Vincent Fortier, qui connaît tous les tenants et les aboutissants des différentes options pour l’implantation du complexe sportif, car il en est à son 2e mandat de conseiller municipal, a publié dans sa page Facebook une série d’arguments que je reprends ici, avec une légère touche personnelle.

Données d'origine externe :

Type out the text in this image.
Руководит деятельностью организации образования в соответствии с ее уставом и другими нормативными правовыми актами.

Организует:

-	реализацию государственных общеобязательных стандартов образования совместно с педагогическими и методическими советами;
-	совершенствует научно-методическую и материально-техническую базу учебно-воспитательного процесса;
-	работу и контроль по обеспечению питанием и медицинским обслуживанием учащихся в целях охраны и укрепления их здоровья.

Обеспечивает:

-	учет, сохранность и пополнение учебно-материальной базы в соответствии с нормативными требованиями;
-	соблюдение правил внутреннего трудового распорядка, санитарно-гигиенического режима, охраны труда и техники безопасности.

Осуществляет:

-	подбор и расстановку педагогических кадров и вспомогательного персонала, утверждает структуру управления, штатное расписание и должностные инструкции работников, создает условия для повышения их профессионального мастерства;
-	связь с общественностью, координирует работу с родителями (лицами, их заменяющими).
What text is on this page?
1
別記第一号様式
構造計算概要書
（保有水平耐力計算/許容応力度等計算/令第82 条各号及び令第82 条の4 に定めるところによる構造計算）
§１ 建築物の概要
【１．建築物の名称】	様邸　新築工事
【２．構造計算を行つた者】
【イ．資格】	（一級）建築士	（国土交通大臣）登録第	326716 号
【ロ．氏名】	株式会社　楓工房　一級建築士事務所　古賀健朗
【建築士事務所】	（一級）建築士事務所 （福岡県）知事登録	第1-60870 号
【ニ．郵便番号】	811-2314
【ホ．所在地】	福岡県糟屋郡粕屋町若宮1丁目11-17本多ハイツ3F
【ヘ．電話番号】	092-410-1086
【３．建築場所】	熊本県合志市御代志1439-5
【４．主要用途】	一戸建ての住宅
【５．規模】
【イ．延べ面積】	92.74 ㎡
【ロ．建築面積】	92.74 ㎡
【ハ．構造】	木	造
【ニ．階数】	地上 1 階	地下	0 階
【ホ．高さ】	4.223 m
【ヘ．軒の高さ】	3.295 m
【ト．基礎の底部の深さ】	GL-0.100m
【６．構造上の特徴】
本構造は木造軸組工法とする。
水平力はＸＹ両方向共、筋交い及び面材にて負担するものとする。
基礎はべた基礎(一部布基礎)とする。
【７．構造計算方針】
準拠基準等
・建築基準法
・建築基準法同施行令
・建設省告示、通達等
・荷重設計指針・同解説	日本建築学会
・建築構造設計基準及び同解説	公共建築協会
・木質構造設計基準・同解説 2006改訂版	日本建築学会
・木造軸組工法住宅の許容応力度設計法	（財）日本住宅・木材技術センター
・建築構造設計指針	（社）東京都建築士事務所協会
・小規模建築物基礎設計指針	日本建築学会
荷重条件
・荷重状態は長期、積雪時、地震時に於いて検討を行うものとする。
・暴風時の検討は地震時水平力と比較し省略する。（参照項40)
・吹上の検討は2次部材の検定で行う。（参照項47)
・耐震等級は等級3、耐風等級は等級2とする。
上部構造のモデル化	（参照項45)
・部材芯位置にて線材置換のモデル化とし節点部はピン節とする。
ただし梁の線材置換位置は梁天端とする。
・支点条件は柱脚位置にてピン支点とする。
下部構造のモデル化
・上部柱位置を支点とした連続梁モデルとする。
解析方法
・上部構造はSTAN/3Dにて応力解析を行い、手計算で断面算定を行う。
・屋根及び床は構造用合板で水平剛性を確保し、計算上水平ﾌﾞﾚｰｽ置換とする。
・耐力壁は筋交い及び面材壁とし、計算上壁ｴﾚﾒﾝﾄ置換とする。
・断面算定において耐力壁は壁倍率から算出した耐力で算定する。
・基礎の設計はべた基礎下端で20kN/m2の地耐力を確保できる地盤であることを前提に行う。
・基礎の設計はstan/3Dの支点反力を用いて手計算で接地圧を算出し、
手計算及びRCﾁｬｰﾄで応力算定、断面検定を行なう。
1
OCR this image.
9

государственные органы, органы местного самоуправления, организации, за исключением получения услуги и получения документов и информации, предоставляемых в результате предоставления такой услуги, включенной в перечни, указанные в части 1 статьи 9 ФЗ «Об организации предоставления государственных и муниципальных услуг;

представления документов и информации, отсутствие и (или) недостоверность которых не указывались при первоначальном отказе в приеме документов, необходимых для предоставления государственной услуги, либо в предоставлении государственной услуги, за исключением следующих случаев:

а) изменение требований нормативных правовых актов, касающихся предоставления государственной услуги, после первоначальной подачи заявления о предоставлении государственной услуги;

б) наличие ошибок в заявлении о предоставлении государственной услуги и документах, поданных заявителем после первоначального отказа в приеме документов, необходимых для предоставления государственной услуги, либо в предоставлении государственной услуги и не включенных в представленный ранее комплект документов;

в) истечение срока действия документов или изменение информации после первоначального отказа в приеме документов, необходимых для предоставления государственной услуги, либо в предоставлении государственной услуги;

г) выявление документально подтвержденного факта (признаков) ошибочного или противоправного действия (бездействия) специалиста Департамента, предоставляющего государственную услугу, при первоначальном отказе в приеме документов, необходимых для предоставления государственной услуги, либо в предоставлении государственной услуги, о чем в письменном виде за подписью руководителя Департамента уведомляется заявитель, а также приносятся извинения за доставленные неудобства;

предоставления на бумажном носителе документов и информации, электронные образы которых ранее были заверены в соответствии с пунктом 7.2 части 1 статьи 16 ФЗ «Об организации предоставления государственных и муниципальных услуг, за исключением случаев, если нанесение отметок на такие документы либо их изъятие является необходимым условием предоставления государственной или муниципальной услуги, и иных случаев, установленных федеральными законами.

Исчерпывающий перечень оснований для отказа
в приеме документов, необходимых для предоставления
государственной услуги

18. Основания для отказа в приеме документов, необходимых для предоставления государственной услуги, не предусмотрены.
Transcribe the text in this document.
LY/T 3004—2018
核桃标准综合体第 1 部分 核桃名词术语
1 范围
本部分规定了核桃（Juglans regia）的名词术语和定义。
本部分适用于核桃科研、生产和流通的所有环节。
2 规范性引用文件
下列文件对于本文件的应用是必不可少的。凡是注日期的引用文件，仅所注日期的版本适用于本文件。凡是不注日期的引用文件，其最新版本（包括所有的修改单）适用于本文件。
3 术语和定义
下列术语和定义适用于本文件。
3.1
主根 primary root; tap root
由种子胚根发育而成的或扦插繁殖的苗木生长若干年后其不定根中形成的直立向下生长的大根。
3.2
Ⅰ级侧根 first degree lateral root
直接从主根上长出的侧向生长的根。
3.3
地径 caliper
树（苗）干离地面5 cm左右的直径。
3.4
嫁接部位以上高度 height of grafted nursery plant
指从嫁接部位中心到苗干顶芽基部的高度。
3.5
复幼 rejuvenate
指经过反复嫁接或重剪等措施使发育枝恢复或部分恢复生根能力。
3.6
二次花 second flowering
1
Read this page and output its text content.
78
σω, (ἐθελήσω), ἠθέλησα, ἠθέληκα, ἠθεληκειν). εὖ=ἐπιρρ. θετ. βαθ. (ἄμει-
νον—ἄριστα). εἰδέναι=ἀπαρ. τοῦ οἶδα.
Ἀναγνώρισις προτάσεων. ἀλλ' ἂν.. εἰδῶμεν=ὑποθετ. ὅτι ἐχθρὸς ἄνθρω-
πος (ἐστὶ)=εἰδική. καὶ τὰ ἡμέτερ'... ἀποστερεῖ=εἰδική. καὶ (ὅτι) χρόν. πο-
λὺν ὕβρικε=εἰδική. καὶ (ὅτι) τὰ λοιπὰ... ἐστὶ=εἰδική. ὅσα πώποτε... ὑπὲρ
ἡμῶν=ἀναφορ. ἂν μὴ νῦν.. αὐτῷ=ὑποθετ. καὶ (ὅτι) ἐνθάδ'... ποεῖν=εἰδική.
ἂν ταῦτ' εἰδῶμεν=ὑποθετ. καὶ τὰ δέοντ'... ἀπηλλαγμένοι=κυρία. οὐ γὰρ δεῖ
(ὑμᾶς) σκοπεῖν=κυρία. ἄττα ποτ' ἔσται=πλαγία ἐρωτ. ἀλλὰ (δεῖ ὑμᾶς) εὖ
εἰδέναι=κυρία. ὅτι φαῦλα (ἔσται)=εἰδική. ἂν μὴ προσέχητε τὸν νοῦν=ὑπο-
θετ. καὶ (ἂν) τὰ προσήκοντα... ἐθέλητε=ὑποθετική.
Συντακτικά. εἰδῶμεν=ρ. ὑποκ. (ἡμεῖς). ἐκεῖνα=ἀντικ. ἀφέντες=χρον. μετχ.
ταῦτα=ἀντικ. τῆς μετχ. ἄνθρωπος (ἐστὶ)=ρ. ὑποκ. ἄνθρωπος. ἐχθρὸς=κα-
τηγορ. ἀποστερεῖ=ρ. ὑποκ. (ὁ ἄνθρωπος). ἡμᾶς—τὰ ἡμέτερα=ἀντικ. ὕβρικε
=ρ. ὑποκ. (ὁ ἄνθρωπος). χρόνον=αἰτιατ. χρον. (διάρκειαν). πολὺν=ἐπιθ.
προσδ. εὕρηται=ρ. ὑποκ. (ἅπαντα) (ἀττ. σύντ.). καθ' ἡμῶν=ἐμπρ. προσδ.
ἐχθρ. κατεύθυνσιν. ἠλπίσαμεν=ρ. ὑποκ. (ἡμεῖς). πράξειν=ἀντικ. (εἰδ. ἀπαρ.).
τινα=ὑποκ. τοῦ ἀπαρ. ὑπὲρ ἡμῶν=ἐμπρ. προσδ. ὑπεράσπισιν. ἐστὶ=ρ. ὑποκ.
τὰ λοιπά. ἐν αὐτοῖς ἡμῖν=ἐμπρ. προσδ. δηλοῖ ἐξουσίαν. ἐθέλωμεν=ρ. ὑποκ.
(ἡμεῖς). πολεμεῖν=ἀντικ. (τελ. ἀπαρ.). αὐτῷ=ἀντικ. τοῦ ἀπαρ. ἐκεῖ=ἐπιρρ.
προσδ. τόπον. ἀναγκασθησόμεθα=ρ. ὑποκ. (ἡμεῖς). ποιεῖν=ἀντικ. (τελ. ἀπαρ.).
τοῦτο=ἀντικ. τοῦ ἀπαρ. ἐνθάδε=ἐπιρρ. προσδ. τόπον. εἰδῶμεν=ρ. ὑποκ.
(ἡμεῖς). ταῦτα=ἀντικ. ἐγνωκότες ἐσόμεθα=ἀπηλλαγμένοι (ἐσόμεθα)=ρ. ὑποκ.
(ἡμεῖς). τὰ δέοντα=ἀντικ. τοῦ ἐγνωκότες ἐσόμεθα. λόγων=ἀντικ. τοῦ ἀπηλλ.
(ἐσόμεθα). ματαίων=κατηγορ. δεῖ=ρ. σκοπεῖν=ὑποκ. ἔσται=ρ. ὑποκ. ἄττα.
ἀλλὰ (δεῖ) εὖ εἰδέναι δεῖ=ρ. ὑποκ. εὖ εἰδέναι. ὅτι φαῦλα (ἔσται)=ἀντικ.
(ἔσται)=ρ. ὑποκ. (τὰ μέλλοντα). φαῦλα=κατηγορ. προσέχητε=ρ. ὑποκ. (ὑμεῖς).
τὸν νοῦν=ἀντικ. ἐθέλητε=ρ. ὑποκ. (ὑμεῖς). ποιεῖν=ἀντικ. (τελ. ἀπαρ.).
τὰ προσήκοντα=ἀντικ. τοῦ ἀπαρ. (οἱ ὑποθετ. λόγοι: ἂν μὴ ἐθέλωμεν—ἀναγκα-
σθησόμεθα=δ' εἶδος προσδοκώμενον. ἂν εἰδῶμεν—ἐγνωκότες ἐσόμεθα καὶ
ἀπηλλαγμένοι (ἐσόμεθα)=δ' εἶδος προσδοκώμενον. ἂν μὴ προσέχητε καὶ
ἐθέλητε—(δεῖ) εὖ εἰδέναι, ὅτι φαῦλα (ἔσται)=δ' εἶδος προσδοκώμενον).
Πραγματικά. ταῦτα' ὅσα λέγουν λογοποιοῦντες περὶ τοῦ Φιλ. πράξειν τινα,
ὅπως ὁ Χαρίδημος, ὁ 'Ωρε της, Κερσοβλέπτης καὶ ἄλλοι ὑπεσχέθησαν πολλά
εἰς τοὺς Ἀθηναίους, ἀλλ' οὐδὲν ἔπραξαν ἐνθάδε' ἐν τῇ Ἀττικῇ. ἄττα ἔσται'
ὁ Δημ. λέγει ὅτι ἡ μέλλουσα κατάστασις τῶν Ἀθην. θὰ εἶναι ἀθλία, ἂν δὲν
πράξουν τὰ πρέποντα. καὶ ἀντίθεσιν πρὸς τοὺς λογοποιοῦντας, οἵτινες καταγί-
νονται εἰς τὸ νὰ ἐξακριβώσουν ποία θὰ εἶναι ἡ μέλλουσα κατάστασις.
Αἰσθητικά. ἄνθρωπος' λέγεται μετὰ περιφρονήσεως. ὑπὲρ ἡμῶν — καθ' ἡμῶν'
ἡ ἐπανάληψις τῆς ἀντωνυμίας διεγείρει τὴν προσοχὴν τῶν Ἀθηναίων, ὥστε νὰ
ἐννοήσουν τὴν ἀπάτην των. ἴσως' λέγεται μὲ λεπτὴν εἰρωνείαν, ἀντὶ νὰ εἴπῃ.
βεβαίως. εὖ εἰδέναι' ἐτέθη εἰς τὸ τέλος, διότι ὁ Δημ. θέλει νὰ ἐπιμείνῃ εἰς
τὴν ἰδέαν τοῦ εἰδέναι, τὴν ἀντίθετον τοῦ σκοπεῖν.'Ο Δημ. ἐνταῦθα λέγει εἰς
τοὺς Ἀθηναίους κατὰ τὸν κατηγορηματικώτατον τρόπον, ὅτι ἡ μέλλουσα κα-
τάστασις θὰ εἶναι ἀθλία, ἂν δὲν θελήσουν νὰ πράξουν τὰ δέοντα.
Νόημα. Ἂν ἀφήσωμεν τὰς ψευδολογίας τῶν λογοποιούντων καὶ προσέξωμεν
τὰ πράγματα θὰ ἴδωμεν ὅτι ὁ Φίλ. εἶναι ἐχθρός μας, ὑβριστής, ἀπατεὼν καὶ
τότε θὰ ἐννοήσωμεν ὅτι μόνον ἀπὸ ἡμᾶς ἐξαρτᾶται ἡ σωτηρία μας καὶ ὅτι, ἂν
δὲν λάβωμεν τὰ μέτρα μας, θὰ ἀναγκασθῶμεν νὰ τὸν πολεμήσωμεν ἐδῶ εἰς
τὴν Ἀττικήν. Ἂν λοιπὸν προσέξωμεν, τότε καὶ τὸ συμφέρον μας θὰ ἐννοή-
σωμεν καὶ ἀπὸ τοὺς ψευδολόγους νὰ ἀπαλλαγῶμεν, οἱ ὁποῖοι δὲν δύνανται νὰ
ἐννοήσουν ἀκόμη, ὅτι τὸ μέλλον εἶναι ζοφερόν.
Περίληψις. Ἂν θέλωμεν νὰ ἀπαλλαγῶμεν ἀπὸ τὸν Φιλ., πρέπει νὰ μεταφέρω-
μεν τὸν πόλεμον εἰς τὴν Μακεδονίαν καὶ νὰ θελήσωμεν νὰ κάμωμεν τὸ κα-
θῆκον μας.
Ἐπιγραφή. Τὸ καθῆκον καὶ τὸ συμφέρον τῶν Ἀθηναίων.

Pourquoi faut-il ajouter l’option du parc Rabastalière? Parce que :

  • Les citoyens ont droit à une information complète et de qualité pour prendre leur décision. Or, en éliminant un site sans même consulter les Montarvillois, les élus décident à la place des citoyens.
  • Notre rôle est de proposer aux citoyens des projets qui permettent de favoriser la mobilité active, l’accessibilité aux infrastructures pour le plus grand nombre et la lutte aux changements climatiques. Sans compter que le projet au centre-ville permettrait de soutenir nos commerçants locaux.
  • Tous les experts consultés nous recommandent de construire au cœur du village.
  • Bien que le site de l’école secondaire soit fort intéressant, mon premier choix ainsi que pour Vincent Fortier, il risque d’être moins appuyé en raison du délai de réalisation qui pourrait être plus long qu’ailleurs.
  • De nombreux citoyens soutiennent la transformation du parc Rabastalière par la construction d’une infrastructure servant à tous les citoyens, peu importe leur âge ou le sport qu’ils pratiquent.
  • Dire que les terrains de balle sont des îlots de fraîcheur et qu’ils ne doivent pas être détruits est une assertion qui ne résiste pas à l’analyse. Construire derrière l’école secondaire, le choix qui rallie tous les conseillers, viendra détruire un bois derrière l’école. Et si c’est au parc Marie-Victorin, on viendra détruire également une surface verte et donc un îlot de fraîcheur. Quoi qu’on fasse, il y aura destruction d’îlot de fraîcheur et ce ne sera ni une première ni une dernière, hélas.
  • Malheureusement, le maire et les conseillers de son équipe ont voté en bloc contre notre proposition qui permettrait réellement à tous les Montarvilloises et Montarvillois d’exprimer leur point de vue lors de la consultation publique prévue ce printemps.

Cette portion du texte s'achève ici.